Jun’ichiro Tanizaki’s The Gourmet Club, a striking food-driven short story featured in The Gourmet Club: A Sextet, follows a group of five gluttonous Japanese men and their indulgence in bizarre delicacies. While fleeing from their banquet of typical Chinese dishes, the Count, the head of the Gourmet Club, discovered an unfamiliar Chinese restaurant called Chechiang Hall. To adhere to the audience’s senses and familiarity of the dishes, word choice and figurative language heightens the experience of the Count’s visit at Chechiang Hall in order to exemplify the exoticism found in this eccentric Chinese cuisine.
By describing the atmosphere of the banquet at Chechiang Hall, the use of word choice enhances the written words in order to emphasize the reputable reputation of the exotic dishes served. At one of the tables at the banquet, the main dish served was situated in a “great big beauty of a bowl.” (Tanizaki 116) By utilizing a series of rudimentary words to define the bowl, the bowl is used as a prop to house the amazing dish contained in its deep interior. To illustrate the consumption of the main dish, the author uses powerful words such as “assault” and “thrusting” to describe how the bowl of food was consumed fiercely and rapidly due to its delicious and admirable nature. (Tanizaki 116) When a popular appetizing dish is served in front of a large group of people, the contents tend to diminish quickly since everyone would want a hefty serving of it on their plate.

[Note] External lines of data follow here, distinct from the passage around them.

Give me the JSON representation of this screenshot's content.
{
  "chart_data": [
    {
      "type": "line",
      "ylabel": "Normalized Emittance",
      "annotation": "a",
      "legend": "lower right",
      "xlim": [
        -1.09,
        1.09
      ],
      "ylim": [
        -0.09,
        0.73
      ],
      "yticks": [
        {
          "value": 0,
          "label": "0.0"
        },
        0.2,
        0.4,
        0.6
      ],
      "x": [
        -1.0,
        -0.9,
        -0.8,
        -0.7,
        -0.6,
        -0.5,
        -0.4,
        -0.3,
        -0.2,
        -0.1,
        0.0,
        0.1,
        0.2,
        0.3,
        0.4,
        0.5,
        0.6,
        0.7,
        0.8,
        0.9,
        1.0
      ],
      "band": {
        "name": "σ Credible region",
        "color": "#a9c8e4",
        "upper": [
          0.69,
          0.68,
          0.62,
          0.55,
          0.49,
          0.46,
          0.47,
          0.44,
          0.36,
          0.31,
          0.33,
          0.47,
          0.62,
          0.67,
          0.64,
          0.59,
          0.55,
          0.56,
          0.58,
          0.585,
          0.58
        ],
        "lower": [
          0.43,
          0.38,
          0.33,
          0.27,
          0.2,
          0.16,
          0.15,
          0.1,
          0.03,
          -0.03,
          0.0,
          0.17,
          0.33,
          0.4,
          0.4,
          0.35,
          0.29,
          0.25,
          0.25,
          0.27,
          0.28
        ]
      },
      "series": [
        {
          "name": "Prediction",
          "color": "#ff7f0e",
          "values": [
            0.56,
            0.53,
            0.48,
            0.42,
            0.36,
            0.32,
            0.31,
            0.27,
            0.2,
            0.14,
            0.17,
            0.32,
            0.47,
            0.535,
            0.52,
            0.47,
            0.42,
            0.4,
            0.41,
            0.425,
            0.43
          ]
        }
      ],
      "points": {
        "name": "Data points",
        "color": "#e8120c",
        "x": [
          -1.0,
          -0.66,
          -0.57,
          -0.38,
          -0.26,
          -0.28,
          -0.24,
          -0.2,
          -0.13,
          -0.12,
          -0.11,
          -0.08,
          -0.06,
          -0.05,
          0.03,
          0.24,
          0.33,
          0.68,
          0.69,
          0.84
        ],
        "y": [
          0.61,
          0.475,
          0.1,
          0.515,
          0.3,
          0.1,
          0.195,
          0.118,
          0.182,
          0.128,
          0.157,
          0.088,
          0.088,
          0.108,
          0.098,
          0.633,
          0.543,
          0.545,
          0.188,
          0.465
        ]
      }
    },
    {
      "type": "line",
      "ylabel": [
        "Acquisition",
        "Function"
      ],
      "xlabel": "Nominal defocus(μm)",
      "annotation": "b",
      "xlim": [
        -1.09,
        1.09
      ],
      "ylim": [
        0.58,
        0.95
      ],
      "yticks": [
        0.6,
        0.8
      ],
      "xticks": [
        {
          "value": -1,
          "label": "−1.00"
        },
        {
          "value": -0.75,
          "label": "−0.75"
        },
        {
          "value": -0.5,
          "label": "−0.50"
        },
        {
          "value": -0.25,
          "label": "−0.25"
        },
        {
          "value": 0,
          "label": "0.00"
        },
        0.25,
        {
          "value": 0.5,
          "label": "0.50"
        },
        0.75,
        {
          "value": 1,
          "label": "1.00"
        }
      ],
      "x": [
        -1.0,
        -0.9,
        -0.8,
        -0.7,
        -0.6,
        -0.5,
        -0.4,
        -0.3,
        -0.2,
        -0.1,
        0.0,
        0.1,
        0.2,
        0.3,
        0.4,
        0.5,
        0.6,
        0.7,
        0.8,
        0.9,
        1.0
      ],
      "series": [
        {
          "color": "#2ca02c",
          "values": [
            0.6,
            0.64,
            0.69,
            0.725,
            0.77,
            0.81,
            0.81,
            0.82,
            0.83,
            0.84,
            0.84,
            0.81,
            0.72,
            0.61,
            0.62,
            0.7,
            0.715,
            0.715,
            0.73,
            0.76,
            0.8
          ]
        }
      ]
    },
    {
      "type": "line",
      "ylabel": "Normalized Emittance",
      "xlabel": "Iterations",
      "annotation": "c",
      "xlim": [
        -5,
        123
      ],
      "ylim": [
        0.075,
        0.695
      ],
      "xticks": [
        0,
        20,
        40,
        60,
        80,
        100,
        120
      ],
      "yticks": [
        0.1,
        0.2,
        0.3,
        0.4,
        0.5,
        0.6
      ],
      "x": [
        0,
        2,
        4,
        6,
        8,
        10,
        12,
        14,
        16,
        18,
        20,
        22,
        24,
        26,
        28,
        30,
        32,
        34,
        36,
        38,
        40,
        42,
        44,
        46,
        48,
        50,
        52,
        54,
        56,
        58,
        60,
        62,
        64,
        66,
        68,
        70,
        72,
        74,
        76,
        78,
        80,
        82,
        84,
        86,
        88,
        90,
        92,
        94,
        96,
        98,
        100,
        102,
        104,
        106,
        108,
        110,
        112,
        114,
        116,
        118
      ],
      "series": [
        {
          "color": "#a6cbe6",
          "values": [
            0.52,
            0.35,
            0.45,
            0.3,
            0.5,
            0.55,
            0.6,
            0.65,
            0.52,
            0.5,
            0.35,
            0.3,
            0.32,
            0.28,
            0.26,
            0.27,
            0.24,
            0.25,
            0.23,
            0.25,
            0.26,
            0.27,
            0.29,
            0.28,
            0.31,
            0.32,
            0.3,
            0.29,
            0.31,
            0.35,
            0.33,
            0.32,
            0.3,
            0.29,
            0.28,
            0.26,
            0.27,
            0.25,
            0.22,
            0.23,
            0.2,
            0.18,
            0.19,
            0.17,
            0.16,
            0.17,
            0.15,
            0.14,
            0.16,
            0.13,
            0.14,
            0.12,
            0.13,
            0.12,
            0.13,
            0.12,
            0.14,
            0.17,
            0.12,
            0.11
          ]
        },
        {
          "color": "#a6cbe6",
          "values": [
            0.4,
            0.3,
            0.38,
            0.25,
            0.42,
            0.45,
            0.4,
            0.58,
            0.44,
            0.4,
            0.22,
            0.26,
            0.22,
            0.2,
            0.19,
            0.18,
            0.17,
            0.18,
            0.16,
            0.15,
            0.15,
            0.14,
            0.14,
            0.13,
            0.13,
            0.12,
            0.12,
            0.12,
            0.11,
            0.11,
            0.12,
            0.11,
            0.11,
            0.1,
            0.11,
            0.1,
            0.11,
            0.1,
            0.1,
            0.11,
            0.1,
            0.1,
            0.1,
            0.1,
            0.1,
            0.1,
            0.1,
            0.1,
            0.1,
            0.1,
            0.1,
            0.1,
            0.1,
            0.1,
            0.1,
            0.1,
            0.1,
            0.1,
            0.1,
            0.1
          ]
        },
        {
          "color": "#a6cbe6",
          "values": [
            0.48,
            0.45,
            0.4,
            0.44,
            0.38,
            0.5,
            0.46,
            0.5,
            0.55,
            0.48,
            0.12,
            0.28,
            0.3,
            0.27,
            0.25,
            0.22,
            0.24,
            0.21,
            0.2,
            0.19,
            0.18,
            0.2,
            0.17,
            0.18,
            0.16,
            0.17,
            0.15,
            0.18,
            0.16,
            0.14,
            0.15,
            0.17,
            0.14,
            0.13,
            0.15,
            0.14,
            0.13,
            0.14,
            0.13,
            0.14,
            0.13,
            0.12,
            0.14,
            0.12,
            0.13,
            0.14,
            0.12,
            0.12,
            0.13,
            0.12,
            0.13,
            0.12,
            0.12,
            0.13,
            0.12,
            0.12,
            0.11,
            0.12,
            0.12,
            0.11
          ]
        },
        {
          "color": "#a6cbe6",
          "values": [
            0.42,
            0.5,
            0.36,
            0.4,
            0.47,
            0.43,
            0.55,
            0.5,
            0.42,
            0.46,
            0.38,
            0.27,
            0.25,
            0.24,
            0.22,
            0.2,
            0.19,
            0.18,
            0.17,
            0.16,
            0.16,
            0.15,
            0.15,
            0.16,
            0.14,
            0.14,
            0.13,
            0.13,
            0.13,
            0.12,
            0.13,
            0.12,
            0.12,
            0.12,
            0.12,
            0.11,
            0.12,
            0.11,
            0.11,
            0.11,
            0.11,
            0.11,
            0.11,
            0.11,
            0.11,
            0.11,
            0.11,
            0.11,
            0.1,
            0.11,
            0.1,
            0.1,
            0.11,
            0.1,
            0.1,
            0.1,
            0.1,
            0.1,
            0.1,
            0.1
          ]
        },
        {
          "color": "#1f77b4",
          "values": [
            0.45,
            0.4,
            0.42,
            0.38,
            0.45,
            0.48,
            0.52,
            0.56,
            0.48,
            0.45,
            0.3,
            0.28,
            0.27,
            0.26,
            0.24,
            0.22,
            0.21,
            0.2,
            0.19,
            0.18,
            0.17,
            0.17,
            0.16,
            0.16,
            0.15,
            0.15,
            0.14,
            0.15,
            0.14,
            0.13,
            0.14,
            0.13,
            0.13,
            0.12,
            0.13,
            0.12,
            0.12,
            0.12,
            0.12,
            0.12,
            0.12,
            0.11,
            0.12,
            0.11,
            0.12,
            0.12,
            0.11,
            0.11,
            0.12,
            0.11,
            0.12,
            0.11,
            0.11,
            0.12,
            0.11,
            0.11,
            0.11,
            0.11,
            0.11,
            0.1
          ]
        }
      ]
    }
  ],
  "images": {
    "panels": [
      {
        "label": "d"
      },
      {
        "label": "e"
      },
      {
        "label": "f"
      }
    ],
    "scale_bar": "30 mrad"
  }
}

Although the Chinese dishes served at Chechiang Hall seem foreign to the Japanese, Tanizaki uses figurative language to compare the texture of the exotic dishes to common food from Japan. During the banquet, the Count laid his eyes one of the exotic dishes served at the table, a thick and heavy soup with a boiled unborn piglet. Beneath the skin of the boiled unborn piglet, the author describes the texture as “something soft and spongy, rather like boiled fishcake and quite unlike cooked pork.” (Tanizaki 116) Fishcake and pork are common staples of popular Japanese dishes, such as ramen and udon. Even though this delicacy remains unusual to the typical Japanese consumer, the familiarity of the texture of the meal provides a sense of commonplace. Furthermore, the skin and the contents of the piglet were described as being “as soft as jelly.” (Tanizaki 116) From eating it as a snack to adding it to a dessert, jelly remains as a widespread foodstuff across Japan. The soft, semisolid consistency is well known to the average Japanese person; therefore, the texture of the piglet’s skin and contents are considered to be recognizable.
From the meticulous choice of words to the comparative use of figurative language, Jun’ichiro Tanizaki displays the high regard and commonplace of the exotic cuisine served at Chechiang Hall. With the use of these devices, the ambiance of exoticism in Chinese cuisine comes to life for the audience with experience and regard to Japanese cuisine.